问题
In Norway we have 3 highly annoying characters, æøå, that create all sorts of problems. Since sql server 2008, Microsoft decided to not support codepage 65001. I have found a manageable solution to the problem of importing a UTF-8 file into sql server with OPENROWSET(BULK) and keep the æøå tokens.
I created a powershell script that uses StreamReader and StreamWriter to convert the file from UTF-8 to default encoding, ANSI.
$filename = "C:\Test\UTF8_file.txt"
$outfile = "C:\Test\ANSI_file.txt"
$reader = new-object System.IO.StreamReader($filename, [System.Text.Encoding]::GetEncoding(65001))
$stream = new-object System.IO.StreamWriter($outfile, $false, [System.Text.Encoding]::Default)
I strip the file of the first line, the header row, in the same process.
$i=1
while(($line = $reader.ReadLine()) -ne $null) {
if($i -gt 1) {
$stream.WriteLine($line)
}
$i++
}
$reader.Close()
$stream.Close()
Then I am able to use OPENROWSET to import the ANSI file into sql server and manipulating data while doing so. Using codepage 1252, which equals danish_norwegian collation.

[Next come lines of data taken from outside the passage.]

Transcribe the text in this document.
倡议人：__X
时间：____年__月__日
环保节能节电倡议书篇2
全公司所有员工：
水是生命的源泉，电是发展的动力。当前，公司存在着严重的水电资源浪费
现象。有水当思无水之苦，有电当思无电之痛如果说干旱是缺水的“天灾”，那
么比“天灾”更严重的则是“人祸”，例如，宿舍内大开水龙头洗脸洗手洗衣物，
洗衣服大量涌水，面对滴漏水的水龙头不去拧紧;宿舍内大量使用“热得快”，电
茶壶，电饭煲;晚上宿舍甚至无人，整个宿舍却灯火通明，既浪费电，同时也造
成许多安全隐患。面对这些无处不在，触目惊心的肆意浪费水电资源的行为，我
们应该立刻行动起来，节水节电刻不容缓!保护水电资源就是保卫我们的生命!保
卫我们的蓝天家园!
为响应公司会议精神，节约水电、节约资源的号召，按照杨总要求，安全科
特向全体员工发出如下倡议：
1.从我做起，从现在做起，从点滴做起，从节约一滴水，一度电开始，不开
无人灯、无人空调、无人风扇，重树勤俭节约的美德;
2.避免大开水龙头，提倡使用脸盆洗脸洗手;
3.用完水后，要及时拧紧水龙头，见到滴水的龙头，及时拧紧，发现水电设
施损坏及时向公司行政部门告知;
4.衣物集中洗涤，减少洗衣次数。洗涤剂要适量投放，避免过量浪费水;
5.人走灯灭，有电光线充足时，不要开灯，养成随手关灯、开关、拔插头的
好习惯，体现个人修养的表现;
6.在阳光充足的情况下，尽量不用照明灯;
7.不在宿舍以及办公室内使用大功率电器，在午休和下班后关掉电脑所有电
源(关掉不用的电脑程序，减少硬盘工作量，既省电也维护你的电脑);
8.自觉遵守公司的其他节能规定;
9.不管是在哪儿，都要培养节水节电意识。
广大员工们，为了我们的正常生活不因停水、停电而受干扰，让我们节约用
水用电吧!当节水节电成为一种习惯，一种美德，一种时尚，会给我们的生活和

insert into SomeDatabase.dbo.SomeTable
SELECT [companynumber]
, case [role] when 'Styreformann' then 'Styreleder' when 'Styrets leder' then 'Styreleder' else rolle end as 'role'
, case [representant] when 'Y' then '1' else '0' end as 'representant'
, left((RIGHT('0000'+ CONVERT(VARCHAR,postnr),5)),4) end as 'postnr'
, income*1000 as income
, null as person2id
FROM OPENROWSET( BULK 'C:\Test\ANSI_file.txt',
FORMATFILE = 'C:\Test\FormatBulkInsert_file.xml'
, CODEPAGE =1252
, ROWS_PER_BATCH = 50000
) as v
This method secured that norwegian tokens were displayed correctly. The format file looks like this:
<?xml version="1.0"?>
<BCPFORMAT xmlns="http://schemas.microsoft.com/sqlserver/2004/bulkload/format" xmlns:xsi="http://www.w3.org/2001/XMLSchema-instance">
<RECORD>
<FIELD ID="1" xsi:type="CharTerm" TERMINATOR=';"' />
<FIELD ID="2" xsi:type="CharTerm" TERMINATOR='";"' />
<FIELD ID="3" xsi:type="CharTerm" TERMINATOR='";"' />
<FIELD ID="4" xsi:type="CharTerm" TERMINATOR='";' />
<FIELD ID="5" xsi:type="CharTerm" TERMINATOR=';' />
<FIELD ID="6" xsi:type="CharTerm" TERMINATOR='\n' />
</RECORD>
<ROW>
<COLUMN SOURCE="1" NAME="companynumber" xsi:type="SQLINT"/>
<COLUMN SOURCE="2" NAME="role" xsi:type="SQLNVARCHAR"/>
<COLUMN SOURCE="3" NAME="representant" xsi:type="SQLBIT"/>
<COLUMN SOURCE="4" NAME="postnr" xsi:type="SQLNVARCHAR"/>
<COLUMN SOURCE="5" NAME="income" xsi:type="SQLDECIMAL"/>
<COLUMN SOURCE="6" NAME="person2id" xsi:type="SQLINT"/>
</ROW>
</BCPFORMAT>
Hope this is helpful to someone else, because I spent quite a lot of time googleing before I found a way to solve this issue.
回答1:
Convert into UTF16 instead. That is SQL Server's native NCHAR format, and allows full representation of Unicode values.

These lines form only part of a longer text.